Describe mode means you are the director: you give beats, references, or "do not do X" notes, and Demi treats that as law for the pass. Surprise mode is for momentum — Demi proposes the natural next chapter while still respecting what you have already locked in.
2. Storyboard
Once the script feels right, Demi lays out a keyframe grid — a consistent set of panels that establish who is on screen, how they are framed, and what the color and lighting language is doing. That grid is the anchor for everything that moves afterward. Without that anchor, generative video tends to "forget" faces and costumes between shots; with it, the same characters stay readable shot to shot.
3. Motion
Storyboard panels feed the motion pass — short animated clips that carry the energy of the scene. This is where composition and timing start to feel like a real episode instead of a slideshow.
4. Voices
Dialogue is cast against your character board so lines sound like they belong to those people, not a generic narrator. Each character has a voice profile — language, accent, emotion range, and casting notes — that persists across every episode. You can bias emotion and pacing so performances match the board, not fight it.
5. Sound design
Sound effects sell impact and space; background music carries mood without stepping on dialogue. Both are generated to match the scene you are in, not pulled from a random stock library.
6. Clip review
Each generated scene appears as its own clip with status, preview, and controls. You can approve a clip, reject it for regeneration, or mark it as needing attention — all before the final episode comes together. Failed clips refund credits automatically.
7. Export
Once every clip is approved (or you choose to auto-approve), the final episode assembles from the approved sequence of clips, voice lines, effects, and music. You download or publish the finished result.

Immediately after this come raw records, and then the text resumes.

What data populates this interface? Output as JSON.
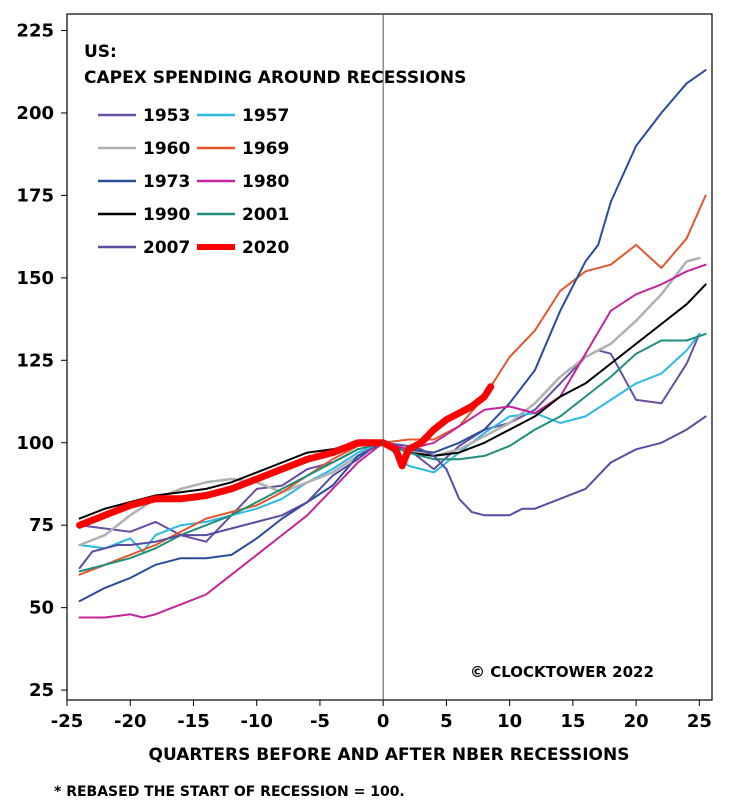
{
  "chart_data": {
    "type": "line",
    "title_line1": "US:",
    "title_line2": "CAPEX SPENDING AROUND RECESSIONS",
    "xlabel": "QUARTERS BEFORE AND AFTER NBER RECESSIONS",
    "footnote": "* REBASED THE START OF RECESSION = 100.",
    "copyright": "© CLOCKTOWER 2022",
    "xlim": [
      -25,
      26
    ],
    "ylim": [
      22,
      230
    ],
    "x_ticks": [
      -25,
      -20,
      -15,
      -10,
      -5,
      0,
      5,
      10,
      15,
      20,
      25
    ],
    "y_ticks": [
      25,
      50,
      75,
      100,
      125,
      150,
      175,
      200,
      225
    ],
    "x_tick_labels": [
      "-25",
      "-20",
      "-15",
      "-10",
      "-5",
      "0",
      "5",
      "10",
      "15",
      "20",
      "25"
    ],
    "y_tick_labels": [
      "25",
      "50",
      "75",
      "100",
      "125",
      "150",
      "175",
      "200",
      "225"
    ],
    "series": [
      {
        "name": "1953",
        "color": "#6a4fa3",
        "width": 2,
        "x": [
          -24,
          -22,
          -20,
          -18,
          -16,
          -14,
          -12,
          -10,
          -8,
          -6,
          -4,
          -2,
          0,
          2,
          4,
          6,
          8,
          10,
          12,
          14,
          16,
          17,
          18,
          20,
          22,
          24,
          25
        ],
        "y": [
          75,
          74,
          73,
          76,
          72,
          70,
          78,
          86,
          87,
          92,
          94,
          98,
          100,
          98,
          92,
          99,
          104,
          106,
          110,
          118,
          126,
          128,
          127,
          113,
          112,
          124,
          133
        ]
      },
      {
        "name": "1957",
        "color": "#2eb8e6",
        "width": 2,
        "x": [
          -24,
          -22,
          -20,
          -19,
          -18,
          -16,
          -14,
          -12,
          -10,
          -8,
          -6,
          -4,
          -2,
          0,
          2,
          4,
          6,
          8,
          10,
          12,
          14,
          16,
          18,
          20,
          22,
          24,
          25
        ],
        "y": [
          69,
          68,
          71,
          67,
          72,
          75,
          76,
          78,
          80,
          83,
          88,
          92,
          97,
          100,
          93,
          91,
          97,
          103,
          108,
          109,
          106,
          108,
          113,
          118,
          121,
          128,
          133
        ]
      },
      {
        "name": "1960",
        "color": "#b0b0b0",
        "width": 2.5,
        "x": [
          -24,
          -22,
          -20,
          -18,
          -16,
          -14,
          -12,
          -10,
          -8,
          -6,
          -4,
          -2,
          0,
          2,
          4,
          6,
          8,
          10,
          12,
          14,
          16,
          18,
          20,
          22,
          24,
          25
        ],
        "y": [
          69,
          72,
          78,
          83,
          86,
          88,
          89,
          88,
          85,
          88,
          91,
          96,
          100,
          98,
          96,
          98,
          102,
          106,
          112,
          120,
          126,
          130,
          137,
          145,
          155,
          156
        ]
      },
      {
        "name": "1969",
        "color": "#e4572e",
        "width": 2,
        "x": [
          -24,
          -22,
          -20,
          -18,
          -16,
          -14,
          -12,
          -10,
          -8,
          -6,
          -4,
          -2,
          0,
          2,
          4,
          6,
          8,
          10,
          12,
          14,
          16,
          18,
          20,
          22,
          24,
          25.5
        ],
        "y": [
          60,
          63,
          66,
          69,
          73,
          77,
          79,
          81,
          85,
          90,
          95,
          99,
          100,
          101,
          101,
          105,
          114,
          126,
          134,
          146,
          152,
          154,
          160,
          153,
          162,
          175
        ]
      },
      {
        "name": "1973",
        "color": "#2a4d9a",
        "width": 2,
        "x": [
          -24,
          -22,
          -20,
          -18,
          -16,
          -14,
          -12,
          -10,
          -8,
          -6,
          -4,
          -2,
          0,
          2,
          4,
          6,
          8,
          10,
          12,
          14,
          16,
          17,
          18,
          20,
          22,
          24,
          25.5
        ],
        "y": [
          52,
          56,
          59,
          63,
          65,
          65,
          66,
          71,
          77,
          82,
          87,
          96,
          100,
          98,
          97,
          100,
          104,
          112,
          122,
          140,
          155,
          160,
          173,
          190,
          200,
          209,
          213
        ]
      },
      {
        "name": "1980",
        "color": "#c4259b",
        "width": 2,
        "x": [
          -24,
          -22,
          -20,
          -19,
          -18,
          -16,
          -14,
          -12,
          -10,
          -8,
          -6,
          -4,
          -2,
          0,
          2,
          4,
          6,
          8,
          10,
          12,
          14,
          16,
          18,
          20,
          22,
          24,
          25.5
        ],
        "y": [
          47,
          47,
          48,
          47,
          48,
          51,
          54,
          60,
          66,
          72,
          78,
          86,
          94,
          100,
          98,
          100,
          105,
          110,
          111,
          109,
          114,
          127,
          140,
          145,
          148,
          152,
          154
        ]
      },
      {
        "name": "1990",
        "color": "#000000",
        "width": 2,
        "x": [
          -24,
          -22,
          -20,
          -18,
          -16,
          -14,
          -12,
          -10,
          -8,
          -6,
          -4,
          -2,
          0,
          2,
          4,
          6,
          8,
          10,
          12,
          14,
          16,
          18,
          20,
          22,
          24,
          25.5
        ],
        "y": [
          77,
          80,
          82,
          84,
          85,
          86,
          88,
          91,
          94,
          97,
          98,
          100,
          100,
          97,
          96,
          97,
          100,
          104,
          108,
          114,
          118,
          124,
          130,
          136,
          142,
          148
        ]
      },
      {
        "name": "2001",
        "color": "#1f8f7a",
        "width": 2,
        "x": [
          -24,
          -22,
          -20,
          -18,
          -16,
          -14,
          -12,
          -10,
          -8,
          -6,
          -4,
          -2,
          0,
          2,
          4,
          6,
          8,
          10,
          12,
          14,
          16,
          18,
          20,
          22,
          24,
          25.5
        ],
        "y": [
          61,
          63,
          65,
          68,
          72,
          75,
          78,
          82,
          86,
          90,
          94,
          98,
          100,
          97,
          95,
          95,
          96,
          99,
          104,
          108,
          114,
          120,
          127,
          131,
          131,
          133
        ]
      },
      {
        "name": "2007",
        "color": "#5a4ba3",
        "width": 2,
        "x": [
          -24,
          -23,
          -22,
          -21,
          -20,
          -18,
          -16,
          -14,
          -12,
          -10,
          -8,
          -6,
          -4,
          -2,
          -1,
          0,
          2,
          3,
          4,
          5,
          6,
          7,
          8,
          9,
          10,
          11,
          12,
          14,
          16,
          18,
          20,
          22,
          24,
          25.5
        ],
        "y": [
          62,
          67,
          68,
          69,
          69,
          70,
          72,
          72,
          74,
          76,
          78,
          82,
          90,
          95,
          98,
          100,
          99,
          98,
          96,
          92,
          83,
          79,
          78,
          78,
          78,
          80,
          80,
          83,
          86,
          94,
          98,
          100,
          104,
          108
        ]
      },
      {
        "name": "2020",
        "color": "#ff0000",
        "width": 7,
        "x": [
          -24,
          -22,
          -20,
          -18,
          -16,
          -14,
          -12,
          -10,
          -8,
          -6,
          -4,
          -2,
          0,
          1,
          1.5,
          2,
          3,
          4,
          5,
          6,
          7,
          8,
          8.5
        ],
        "y": [
          75,
          78,
          81,
          83,
          83,
          84,
          86,
          89,
          92,
          95,
          97,
          100,
          100,
          98,
          93,
          98,
          100,
          104,
          107,
          109,
          111,
          114,
          117
        ]
      }
    ],
    "legend": [
      [
        "1953",
        "1957"
      ],
      [
        "1960",
        "1969"
      ],
      [
        "1973",
        "1980"
      ],
      [
        "1990",
        "2001"
      ],
      [
        "2007",
        "2020"
      ]
    ],
    "legend_placement": "top-left",
    "grid": false,
    "zero_line_x": 0
  }
}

Full episode automation (Studio)
You can also trigger a full episode run from the workspace: Demi generates the script, storyboard sheets, and motion clips for the tier you pick, in one billed job. Today the handoff you should expect is every motion clip as its own MP4 (plus boards on the episode). A single stitched master file is an optional server add-on when you wire an assemble worker; the product is still complete without it because the clips are the editorial building blocks.
Episode length and credits
Longer episodes cost more because they touch every stage above more deeply. Exact numbers live on the Pricing page and in Credits & pricing — the headline is: fixed tiers, so you always know the bill before you press go.
When something goes wrong
If a generation step fails on our side, you should see a clear message and your credits for that step come back. Finished clips you are happy with stay yours; the refund path is for failed or broken generation, not buyer's remorse.
If you already have static pages you love, Animate From Manga is how those pages enter the same continuity mindset — upload the actual panel images, confirm rights, and let Demi treat them as first-class source material for motion down the line.